For Lyons’s part, he was on the same page as Teodoro in terms of wanting to see Applied Silence in general and Screen Door in particular come to be.

“We talked about making a piece where the music wasn’t subordinate or background and not necessarily polite to the script,” Lyons tells Stir by phone. “He has a pretty diverse musical taste, and I knew that there was something that he had in mind when he was writing and developing the script, that he had sonic touchstones. I said I didn’t want to hear them or hear about them, so we locked that away….He also trusted and allowed for the idea that I didn’t want to proceed from that kind of framework, because you’re either imitating something or you’re trying not to imitate something.” He adds with a laugh: “We all know how the Ray Parker Jr. and Ghostbusters theme worked out, and I don’t want to get embroiled in something like that!”

Lyons describes Screen Door’s musical modes as ranging from frenetic, with gently controlled chaos, to ambient, expansive, and somewhat delicate “with a bit of dark wonder”, and beyond.

“It feels kind of rare for someone that’s developed a script to have such an openness to interpretation,” Lyons says. “Another thing I like about Applied Silence is that over the last little while I’ve had a little bit of trouble finishing things. José is a good buddy for saying ‘Okay, let’s do this.’”

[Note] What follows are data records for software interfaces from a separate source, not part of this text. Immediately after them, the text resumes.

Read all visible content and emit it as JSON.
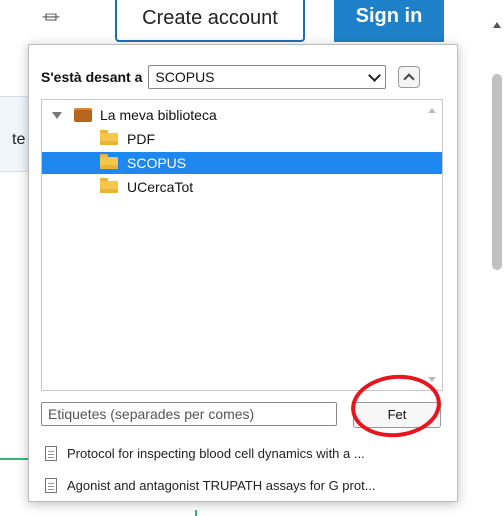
{
  "background": {
    "create_account": "Create account",
    "sign_in": "Sign in",
    "tab_fragment": "te"
  },
  "panel": {
    "save_label": "S'està desant a",
    "target_value": "SCOPUS",
    "tree": [
      {
        "label": "La meva biblioteca",
        "type": "library",
        "expanded": true
      },
      {
        "label": "PDF",
        "type": "folder"
      },
      {
        "label": "SCOPUS",
        "type": "folder",
        "selected": true
      },
      {
        "label": "UCercaTot",
        "type": "folder"
      }
    ],
    "tags_placeholder": "Etiquetes (separades per comes)",
    "done_label": "Fet",
    "items": [
      "Protocol for inspecting blood cell dynamics with a ...",
      "Agonist and antagonist TRUPATH assays for G prot..."
    ]
  },
  "colors": {
    "selection": "#1e87f0",
    "annotation_circle": "#e8141e",
    "brand_blue": "#1e80c8"
  },
  "icons": [
    "library-icon",
    "folder-icon",
    "document-icon",
    "chevron-down-icon",
    "chevron-up-icon"
  ]
}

Pi Theatre executive director Richard Wolfe was keen to present the genre-bending work for a few reasons. For one, it fits with the Pi Provocateurs series, which, since 2016, has been creating opportunities for Canadian artists looking to push the boundaries of theatre. For another, having known both artists for quite a while, he was excited to support their new interdisciplinary company.

“I’ve worked with Stephen a few times, and of course I’m a big fan of his band Fond of Tigers,” Wolfe tells Stir. “I’ve also been reading José’s writing for some time and am taken by the depth and beauty of it. The Screen Door project was designed as a digital audio piece, but José and Stephen, being the fearless types that they are, agreed to doing a one-night-only live performance as part of Pi Provocateurs. If all that weren’t enough, the other musicians and actors, who will be onstage with them at the St. James Hall on Friday, are extraordinary.”